A caminhada até o supermercado ou o açougue do Cristo Rei mostra que o sucesso é anti-pedagógico. Curitiba, até o momento uma das capitais onde a disseminação do coronavírus era mais controlada, parece querer desesperadamente perder as estribeiras. Casais andam juntos na rua sem máscaras, senhoras idosas papeiam descontraidamente na calçada, vizinhos se abraçam, famílias se reúnem no restaurante da Av. São José, o boteco lota mesmo sem futebol passando na TV. Não era, nem nunca foi o medo quem distribuiu as cartas do jogo mas, antes, a paciência, que se esgota com o prolongamento da situação indefinida.
O que somos, no meio disso? Cansados de observar da janela do apartamento a vida passar, temos um desejo de normalidade em meio ao qual se camufla a boa e velha pulsão de morte – tônica das relações políticas e sociais do Brasil da última década. Trocamos a paranoia pela intemperança e resolvemos nos abandonar às marés do destino, para que o deus cosmos faça conosco o que bem entender. O controle e o poder sobre a saúde não é algo que a maioria possa segurar nas próprias mãos por muito tempo.
A todo momento dietas são sabotadas, descuidos no trânsito aumentam a sensação de caos nas ruas e o autoengano volta a ser o signo sob o qual todos vivemos. Sexta-feira à noite, na Itupava, a garotada se reúne sem dó para paquerar e beber, como se não fôssemos o segundo lugar em número de mortes no mundo, e esse negócio de culpar os governantes pela falta de política pública fica até meio bobo diante da nossa própria incapacidade de autogestão de crise. Não há maoísmo suficiente nas veias da autoridade que nos obrigue ao confinamento.
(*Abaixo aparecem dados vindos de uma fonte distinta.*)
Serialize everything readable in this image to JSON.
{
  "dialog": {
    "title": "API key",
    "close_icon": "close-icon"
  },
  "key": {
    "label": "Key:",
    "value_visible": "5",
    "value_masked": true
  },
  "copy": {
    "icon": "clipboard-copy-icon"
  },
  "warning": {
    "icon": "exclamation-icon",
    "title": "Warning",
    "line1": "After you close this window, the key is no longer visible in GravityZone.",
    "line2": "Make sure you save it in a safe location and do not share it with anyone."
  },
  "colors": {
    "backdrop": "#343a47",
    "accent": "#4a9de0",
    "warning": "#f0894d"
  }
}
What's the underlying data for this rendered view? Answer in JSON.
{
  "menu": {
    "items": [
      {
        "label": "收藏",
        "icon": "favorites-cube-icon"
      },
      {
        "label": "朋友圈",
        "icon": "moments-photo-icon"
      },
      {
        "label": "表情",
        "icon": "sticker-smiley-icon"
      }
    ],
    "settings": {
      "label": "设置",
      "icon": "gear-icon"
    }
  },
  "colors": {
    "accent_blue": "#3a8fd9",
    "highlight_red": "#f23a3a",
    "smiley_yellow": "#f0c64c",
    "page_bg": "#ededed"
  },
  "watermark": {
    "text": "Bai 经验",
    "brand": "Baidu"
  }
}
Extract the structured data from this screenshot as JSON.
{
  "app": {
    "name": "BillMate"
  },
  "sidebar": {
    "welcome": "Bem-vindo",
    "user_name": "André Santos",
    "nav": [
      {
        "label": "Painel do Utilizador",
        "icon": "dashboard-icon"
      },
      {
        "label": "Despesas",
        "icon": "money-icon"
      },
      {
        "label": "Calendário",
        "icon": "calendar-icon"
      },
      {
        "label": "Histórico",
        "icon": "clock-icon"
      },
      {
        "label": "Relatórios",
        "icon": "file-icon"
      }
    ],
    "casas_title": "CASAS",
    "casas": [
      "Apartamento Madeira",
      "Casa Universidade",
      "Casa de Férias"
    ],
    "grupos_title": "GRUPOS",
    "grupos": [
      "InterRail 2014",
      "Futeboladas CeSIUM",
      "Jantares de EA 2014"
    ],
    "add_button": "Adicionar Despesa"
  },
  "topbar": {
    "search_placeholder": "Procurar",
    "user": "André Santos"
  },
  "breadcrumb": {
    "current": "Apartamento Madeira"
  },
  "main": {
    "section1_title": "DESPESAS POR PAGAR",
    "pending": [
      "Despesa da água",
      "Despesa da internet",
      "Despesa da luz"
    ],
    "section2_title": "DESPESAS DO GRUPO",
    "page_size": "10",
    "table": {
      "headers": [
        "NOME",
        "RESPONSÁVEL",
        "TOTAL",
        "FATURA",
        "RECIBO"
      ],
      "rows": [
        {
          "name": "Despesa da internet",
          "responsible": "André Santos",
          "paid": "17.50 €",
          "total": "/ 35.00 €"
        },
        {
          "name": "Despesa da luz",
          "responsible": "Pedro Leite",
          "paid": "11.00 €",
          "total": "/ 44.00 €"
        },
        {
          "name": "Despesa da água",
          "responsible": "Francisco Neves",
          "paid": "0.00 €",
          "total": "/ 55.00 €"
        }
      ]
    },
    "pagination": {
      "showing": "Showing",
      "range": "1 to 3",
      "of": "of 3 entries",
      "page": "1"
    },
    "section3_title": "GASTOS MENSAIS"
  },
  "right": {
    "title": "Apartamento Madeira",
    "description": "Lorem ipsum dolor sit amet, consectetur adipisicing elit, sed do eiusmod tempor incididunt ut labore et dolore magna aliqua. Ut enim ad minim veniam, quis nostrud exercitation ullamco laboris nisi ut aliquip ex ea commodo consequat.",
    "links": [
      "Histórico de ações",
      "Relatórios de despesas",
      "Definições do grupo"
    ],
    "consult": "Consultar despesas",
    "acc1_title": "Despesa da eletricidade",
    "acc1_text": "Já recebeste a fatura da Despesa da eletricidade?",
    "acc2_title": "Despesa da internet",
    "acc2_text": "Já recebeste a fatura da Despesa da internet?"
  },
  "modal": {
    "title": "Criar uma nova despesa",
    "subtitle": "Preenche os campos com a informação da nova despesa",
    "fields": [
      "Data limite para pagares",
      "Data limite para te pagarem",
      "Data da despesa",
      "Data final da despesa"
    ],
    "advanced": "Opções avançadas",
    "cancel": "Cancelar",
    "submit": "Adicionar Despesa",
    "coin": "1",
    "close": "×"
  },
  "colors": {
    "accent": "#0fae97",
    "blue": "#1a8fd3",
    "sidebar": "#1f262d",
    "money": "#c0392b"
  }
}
Curitiba, até o momento uma das capitais onde a disseminação do coronavírus era mais controlada, parece querer desesperadamente perder as estribeiras.
Temo que o insucesso, por outro lado, tampouco possa fazer algo por nosso decadente senso de cidadania. O pudim que se emenda na batata-frita que não dever-se-ia ter comido para começo de conversa é necessário para afirmar o ponto da derrocada na dieta, a admissão da derrota do autocontrole. Da mesma forma, é muito provável que festejemos amontoados em bares e restaurantes nosso fracasso como cidade quando os leitos de UTI forem completamente ocupados e o mundialmente famoso cortejo de caixões em caminhões do exército tomarem as ruas. Somos naturalmente propensos à ludicidade da tragédia, damos risada de absolutamente qualquer coisa, e os milhares de mortos a que famílias dão adeuses todos os dias por conta do vírus é a mais nova piada no cabedal de improváveis anedotas brasileiras. Os cautelosos morrerão pelo relaxamento dos displicentes, mas os displicentes sequer trarão alguma culpa em seus últimos lampejos de vida mental. Servimos para muito pouca coisa, mas, mais especificamente, para duas: rir e morrer.